Five others were hospitalized in the May 22 attack but "not seriously wounded," he said, adding that the motivation behind the violence was being investigated.
A coalition of 23 rights groups said in a statement that the stabbing death followed a series of "speeches of incitement to hatred and racism against migrants from sub-Saharan Africa."
"Hate speech and intimidation" targeting migrants is fueling "violent behavior against them," charged the Tunisian Forum for Economic and Social Rights.
Tunisian authorities are creating a "climate of impunity and normalization of violence", argued the group, which includes the Tunisian League for Human Rights and the World Organization Against Torture.
Tunisia has seen a rise in racially motivated attacks on migrants and foreign students following comments by President Kais Saied in February in which he blamed sub-Saharan Africans for a "wave of violence and crime" in the country.

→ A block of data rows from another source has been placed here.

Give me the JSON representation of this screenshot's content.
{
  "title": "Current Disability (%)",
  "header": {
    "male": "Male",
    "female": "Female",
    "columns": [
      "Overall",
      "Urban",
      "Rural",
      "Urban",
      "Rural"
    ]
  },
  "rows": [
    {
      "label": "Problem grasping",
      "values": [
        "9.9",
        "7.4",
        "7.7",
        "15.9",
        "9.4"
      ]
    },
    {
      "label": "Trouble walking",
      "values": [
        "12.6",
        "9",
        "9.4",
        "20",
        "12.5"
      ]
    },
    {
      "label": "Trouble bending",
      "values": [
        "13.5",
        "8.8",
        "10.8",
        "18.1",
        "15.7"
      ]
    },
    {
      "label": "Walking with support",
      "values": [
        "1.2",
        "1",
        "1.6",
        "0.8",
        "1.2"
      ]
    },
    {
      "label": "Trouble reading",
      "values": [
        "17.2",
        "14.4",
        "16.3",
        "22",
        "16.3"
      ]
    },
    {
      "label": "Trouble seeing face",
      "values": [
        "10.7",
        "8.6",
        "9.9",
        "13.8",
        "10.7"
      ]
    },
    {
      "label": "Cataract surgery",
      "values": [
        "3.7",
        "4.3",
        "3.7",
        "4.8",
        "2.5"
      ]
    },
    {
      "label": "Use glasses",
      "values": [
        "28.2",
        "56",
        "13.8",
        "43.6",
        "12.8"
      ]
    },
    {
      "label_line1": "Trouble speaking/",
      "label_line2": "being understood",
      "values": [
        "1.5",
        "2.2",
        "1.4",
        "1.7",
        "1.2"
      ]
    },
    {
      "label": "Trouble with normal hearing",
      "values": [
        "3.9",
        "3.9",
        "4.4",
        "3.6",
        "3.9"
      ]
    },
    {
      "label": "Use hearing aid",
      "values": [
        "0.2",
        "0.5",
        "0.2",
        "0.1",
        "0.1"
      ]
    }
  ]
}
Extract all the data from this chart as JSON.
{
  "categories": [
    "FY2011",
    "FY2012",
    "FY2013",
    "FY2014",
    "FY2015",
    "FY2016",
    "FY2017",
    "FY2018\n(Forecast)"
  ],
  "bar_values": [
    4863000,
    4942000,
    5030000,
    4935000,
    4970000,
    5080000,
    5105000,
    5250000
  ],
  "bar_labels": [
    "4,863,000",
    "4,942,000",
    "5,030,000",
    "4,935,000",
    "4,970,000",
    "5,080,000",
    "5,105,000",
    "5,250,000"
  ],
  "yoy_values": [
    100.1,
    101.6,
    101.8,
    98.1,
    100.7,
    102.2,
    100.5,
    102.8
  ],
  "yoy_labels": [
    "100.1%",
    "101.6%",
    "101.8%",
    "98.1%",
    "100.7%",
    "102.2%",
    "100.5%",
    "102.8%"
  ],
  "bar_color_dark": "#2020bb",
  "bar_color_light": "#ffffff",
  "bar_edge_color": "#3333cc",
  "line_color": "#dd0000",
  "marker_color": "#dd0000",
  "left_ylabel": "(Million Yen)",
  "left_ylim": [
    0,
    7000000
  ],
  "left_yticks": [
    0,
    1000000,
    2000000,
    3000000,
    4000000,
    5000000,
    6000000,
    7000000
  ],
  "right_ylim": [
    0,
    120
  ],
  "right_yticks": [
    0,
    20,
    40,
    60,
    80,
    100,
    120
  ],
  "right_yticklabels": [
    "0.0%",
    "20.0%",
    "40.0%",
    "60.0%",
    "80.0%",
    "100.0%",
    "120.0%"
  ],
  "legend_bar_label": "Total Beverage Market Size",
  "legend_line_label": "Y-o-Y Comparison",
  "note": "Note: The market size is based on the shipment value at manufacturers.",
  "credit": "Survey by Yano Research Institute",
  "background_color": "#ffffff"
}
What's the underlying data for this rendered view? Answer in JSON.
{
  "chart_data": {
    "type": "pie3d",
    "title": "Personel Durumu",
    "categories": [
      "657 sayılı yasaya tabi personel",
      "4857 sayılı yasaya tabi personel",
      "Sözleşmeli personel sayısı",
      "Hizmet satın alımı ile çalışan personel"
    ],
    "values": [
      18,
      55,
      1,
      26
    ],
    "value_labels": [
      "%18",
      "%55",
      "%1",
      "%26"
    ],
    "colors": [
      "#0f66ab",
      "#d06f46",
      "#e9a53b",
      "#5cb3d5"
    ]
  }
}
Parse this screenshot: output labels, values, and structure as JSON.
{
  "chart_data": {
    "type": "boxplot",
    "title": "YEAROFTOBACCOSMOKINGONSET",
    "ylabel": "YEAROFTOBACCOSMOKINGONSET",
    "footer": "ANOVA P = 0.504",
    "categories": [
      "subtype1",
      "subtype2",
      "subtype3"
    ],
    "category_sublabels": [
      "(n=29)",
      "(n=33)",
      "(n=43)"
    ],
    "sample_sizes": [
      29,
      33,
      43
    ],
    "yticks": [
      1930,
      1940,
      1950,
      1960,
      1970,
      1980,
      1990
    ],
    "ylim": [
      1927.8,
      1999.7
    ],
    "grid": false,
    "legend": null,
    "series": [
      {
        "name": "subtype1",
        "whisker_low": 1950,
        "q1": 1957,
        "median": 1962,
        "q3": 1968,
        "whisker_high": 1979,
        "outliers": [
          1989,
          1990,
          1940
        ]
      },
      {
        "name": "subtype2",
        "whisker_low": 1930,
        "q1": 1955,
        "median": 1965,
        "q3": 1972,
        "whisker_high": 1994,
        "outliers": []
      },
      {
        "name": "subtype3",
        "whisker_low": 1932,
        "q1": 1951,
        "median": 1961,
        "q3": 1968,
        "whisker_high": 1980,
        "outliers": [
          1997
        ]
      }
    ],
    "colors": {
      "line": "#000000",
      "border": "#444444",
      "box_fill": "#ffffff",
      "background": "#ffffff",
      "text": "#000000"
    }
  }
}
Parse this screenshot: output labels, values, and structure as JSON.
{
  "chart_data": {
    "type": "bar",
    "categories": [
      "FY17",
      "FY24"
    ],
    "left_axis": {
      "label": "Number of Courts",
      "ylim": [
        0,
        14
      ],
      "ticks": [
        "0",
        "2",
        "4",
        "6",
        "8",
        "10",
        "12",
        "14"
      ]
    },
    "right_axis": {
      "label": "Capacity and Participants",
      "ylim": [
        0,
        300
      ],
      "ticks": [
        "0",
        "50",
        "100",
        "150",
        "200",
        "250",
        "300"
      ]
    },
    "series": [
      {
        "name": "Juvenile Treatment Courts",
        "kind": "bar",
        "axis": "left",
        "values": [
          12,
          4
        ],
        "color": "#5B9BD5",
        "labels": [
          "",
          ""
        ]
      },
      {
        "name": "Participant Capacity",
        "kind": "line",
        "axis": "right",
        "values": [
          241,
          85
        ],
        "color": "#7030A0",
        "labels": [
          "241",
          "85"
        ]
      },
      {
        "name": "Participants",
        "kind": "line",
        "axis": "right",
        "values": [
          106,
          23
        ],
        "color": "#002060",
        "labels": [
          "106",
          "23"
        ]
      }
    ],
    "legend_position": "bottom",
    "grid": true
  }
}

The North African country of 12 million people hosts an estimated 21,000 migrants from other parts of Africa, representing 0.2 percent of the population.
Following Saied's February speech, many sub-Saharan Africans in Tunisia lost their jobs and homes overnight, and multiple assaults were recorded.
While some migrants come to Tunisia to study, many use the country as a springboard for attempts to reach Europe by sea, usually to the Italian island of Lampedusa which is 150 kilometers away.
European governments have pressured Tunisia to prevent the dangerous sea crossings.